According to the rating agency, the country’s credit profile reflects the country’s increasing exposure to fiscal and external shocks because of its weak government finances, which are constrained by an extremely narrow revenue base that hinders fiscal consolidation.

It said additional credit challenges stemmed from the political risks around the conflict with Boko Haram, potential attacks on oil infrastructure in the Niger Delta and growing income inequality.

Moody’s stated that the COVID-19 pandemic and the associated global downturn severely hurt economies in Africa, with the regional economy contracting for the first time in decades.

The rating agency explained that given containment and prevention measures that constrained the functioning of important economic sectors such as trade, coupled with global spillovers (particularly the sharp drop in international oil prices) that significantly weakened both domestic and external demand, the shock to the economy was most severe in the second quarter of 2020 when it contracted by 6.1 per cent.
The Lagos Chamber of Commerce and Industry (LCCI) also projected that the Nigerian economy will grow by one per cent in 2021.

The Director General, LCCI, Dr. Muda Yusuf, also called on the federal government to implement structural reforms in order to stop the perpetuation of the current recession and foster economic resilience in 2021.
He also stated that recovery from current recession would depend on the performance of oil prices in the international market and local crude oil production level in 2021.

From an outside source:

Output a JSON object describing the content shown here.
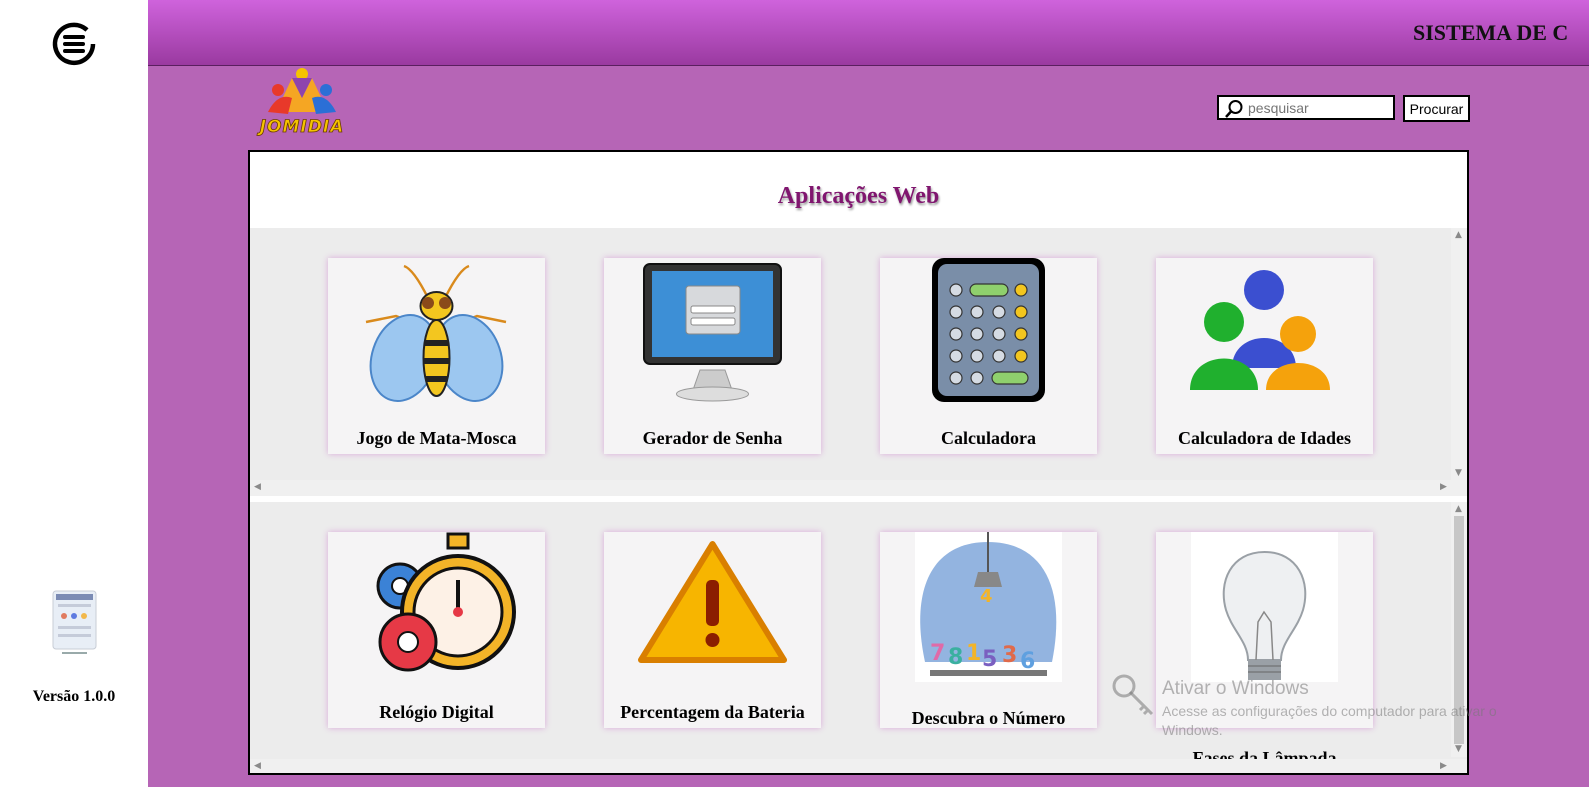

The chamber stated that the growth outlook for Year 2021 would take full course most likely in the second quarter of 2021, due to the base effect of the second quarter 2020, when output contracted steeply by 6.1 per cent.

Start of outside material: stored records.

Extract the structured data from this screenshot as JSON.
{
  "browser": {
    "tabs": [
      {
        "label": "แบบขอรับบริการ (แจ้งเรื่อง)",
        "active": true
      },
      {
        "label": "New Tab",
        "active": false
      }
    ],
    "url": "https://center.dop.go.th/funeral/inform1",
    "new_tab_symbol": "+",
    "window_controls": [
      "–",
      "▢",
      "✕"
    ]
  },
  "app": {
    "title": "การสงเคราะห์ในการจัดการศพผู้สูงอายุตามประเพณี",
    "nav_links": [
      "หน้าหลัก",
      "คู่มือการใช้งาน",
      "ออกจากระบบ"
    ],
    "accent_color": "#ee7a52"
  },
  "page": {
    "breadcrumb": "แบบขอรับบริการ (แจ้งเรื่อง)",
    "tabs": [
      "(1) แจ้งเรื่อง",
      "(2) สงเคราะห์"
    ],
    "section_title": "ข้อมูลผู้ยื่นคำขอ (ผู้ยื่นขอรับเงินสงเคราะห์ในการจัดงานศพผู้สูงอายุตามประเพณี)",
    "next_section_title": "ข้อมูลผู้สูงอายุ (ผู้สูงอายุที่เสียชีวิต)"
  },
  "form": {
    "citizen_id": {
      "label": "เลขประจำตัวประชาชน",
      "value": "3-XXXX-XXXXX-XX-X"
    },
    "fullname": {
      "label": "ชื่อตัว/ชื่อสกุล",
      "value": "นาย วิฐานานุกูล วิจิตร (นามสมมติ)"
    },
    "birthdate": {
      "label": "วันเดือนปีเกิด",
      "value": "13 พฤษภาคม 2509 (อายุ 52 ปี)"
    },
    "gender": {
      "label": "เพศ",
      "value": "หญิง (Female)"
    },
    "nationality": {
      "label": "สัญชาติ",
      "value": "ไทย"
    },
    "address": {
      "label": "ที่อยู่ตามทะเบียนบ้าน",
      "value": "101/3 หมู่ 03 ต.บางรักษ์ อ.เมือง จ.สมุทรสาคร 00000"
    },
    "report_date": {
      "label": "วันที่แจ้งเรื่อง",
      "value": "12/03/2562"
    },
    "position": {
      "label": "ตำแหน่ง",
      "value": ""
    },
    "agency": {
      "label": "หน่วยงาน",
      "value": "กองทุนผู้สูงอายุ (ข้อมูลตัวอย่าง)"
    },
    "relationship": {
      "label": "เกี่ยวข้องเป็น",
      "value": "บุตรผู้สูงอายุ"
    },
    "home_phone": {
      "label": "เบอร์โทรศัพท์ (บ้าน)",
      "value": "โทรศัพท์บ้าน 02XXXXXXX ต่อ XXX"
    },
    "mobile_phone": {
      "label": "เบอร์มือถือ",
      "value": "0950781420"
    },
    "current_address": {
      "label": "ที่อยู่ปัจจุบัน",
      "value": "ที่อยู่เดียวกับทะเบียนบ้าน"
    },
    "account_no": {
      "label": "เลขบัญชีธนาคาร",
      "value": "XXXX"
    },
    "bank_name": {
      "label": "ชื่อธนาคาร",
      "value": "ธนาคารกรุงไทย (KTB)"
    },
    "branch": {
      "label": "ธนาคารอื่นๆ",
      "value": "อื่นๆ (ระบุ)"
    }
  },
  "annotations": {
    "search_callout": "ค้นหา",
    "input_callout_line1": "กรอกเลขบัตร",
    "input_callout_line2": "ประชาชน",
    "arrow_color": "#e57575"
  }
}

Yusuf said: “We expect the pace of recovery to remain subdued within the region of one percent in year 2021 in the absence of shocks. In our view, Nigeria’s recovery prospects depend largely on oil price and production level as GDP performance in recent quarters has significantly mirrored trends in both variables.”

On his part, the Managing Director/Chief Executive Officer, Financial Derivatives Company Limited, Mr. Bismarck Rewane, predicted that double-digit inflation in the country will remain and average at 16 per cent in 2021.

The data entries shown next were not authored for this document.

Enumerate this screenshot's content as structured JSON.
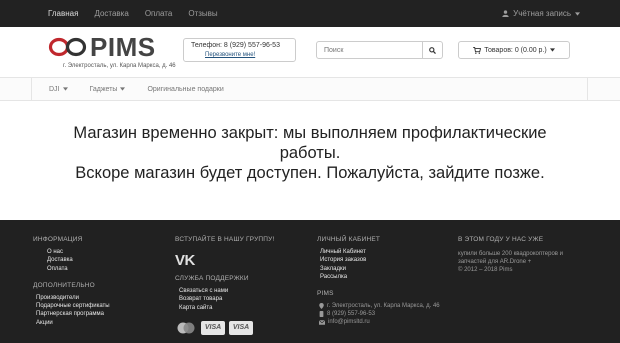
{
  "top_nav": {
    "items": [
      "Главная",
      "Доставка",
      "Оплата",
      "Отзывы"
    ],
    "account": "Учётная запись"
  },
  "header": {
    "logo_text": "PIMS",
    "address": "г. Электросталь, ул. Карла Маркса, д. 46",
    "phone": "Телефон: 8 (929) 557-96-53",
    "callback": "Перезвоните мне!",
    "search_placeholder": "Поиск",
    "cart": "Товаров: 0 (0.00 р.)"
  },
  "menu": {
    "items": [
      "DJI",
      "Гаджеты",
      "Оригинальные подарки"
    ]
  },
  "main": {
    "line1": "Магазин временно закрыт: мы выполняем профилактические",
    "line2": "работы.",
    "line3": "Вскоре магазин будет доступен. Пожалуйста, зайдите позже."
  },
  "footer": {
    "info": {
      "heading": "Информация",
      "items": [
        "О нас",
        "Доставка",
        "Оплата"
      ]
    },
    "extra": {
      "heading": "Дополнительно",
      "items": [
        "Производители",
        "Подарочные сертификаты",
        "Партнерская программа",
        "Акции"
      ]
    },
    "group": {
      "heading": "Вступайте в нашу группу!",
      "vk": "VK"
    },
    "support": {
      "heading": "Служба поддержки",
      "items": [
        "Связаться с нами",
        "Возврат товара",
        "Карта сайта"
      ]
    },
    "payments": {
      "visa1": "VISA",
      "visa2": "VISA"
    },
    "cabinet": {
      "heading": "Личный кабинет",
      "items": [
        "Личный Кабинет",
        "История заказов",
        "Закладки",
        "Рассылка"
      ]
    },
    "pims": {
      "heading": "PIMS",
      "address": "г. Электросталь, ул. Карла Маркса, д. 46",
      "phone": "8 (929) 557-96-53",
      "email": "info@pimsltd.ru"
    },
    "shop": {
      "heading": "В этом году у нас уже",
      "text": "купили больше 200 квадрокоптеров и запчастей для AR.Drone +",
      "copyright": "© 2012 – 2018 Pims"
    }
  },
  "colors": {
    "topbar": "#222222",
    "footer": "#212121",
    "link": "#23527c"
  }
}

He also predicted the Central Bank of Nigeria will focus its monetary policy objectives on the attainment of price stability in 2021.

However, he warned that the pursuit of multiple objectives could undermine the effectiveness of the CBN’s monetary policy in 2021.

Rewane noted that a change in the interest rate policy would be likely in the in-coming year and, “will increase debt servicing costs.”

“Nigeria is already in a liquidity trap. The CBN will have no choice but to raise interest rates as it prioritse price stability over economic recovery. The timing of an interest rate increase will be a function of money supply growth, federal government’s overdraft, galloping inflation and exchange rate pressures,” he said.

The FDC boss also predicted that Nigeria’s oil production would increase by 500,000bpd as OPEC agreed to ease output cuts from January 2021, to reach an average oil production of 1.65 (mbpd) from1.61 mbpd in 2020.

He said that the federal government, which is already confronted with wider fiscal deficit of N5.19 trillion in 2020, amid lower revenues, would attempt to spend its way out of the recession by significantly boosting domestic revenue mobilisation by broadening the excise base, increase the price of petrol and the raise the VAT rate gradually to the ECOWAS average of 15 per cent by 2025.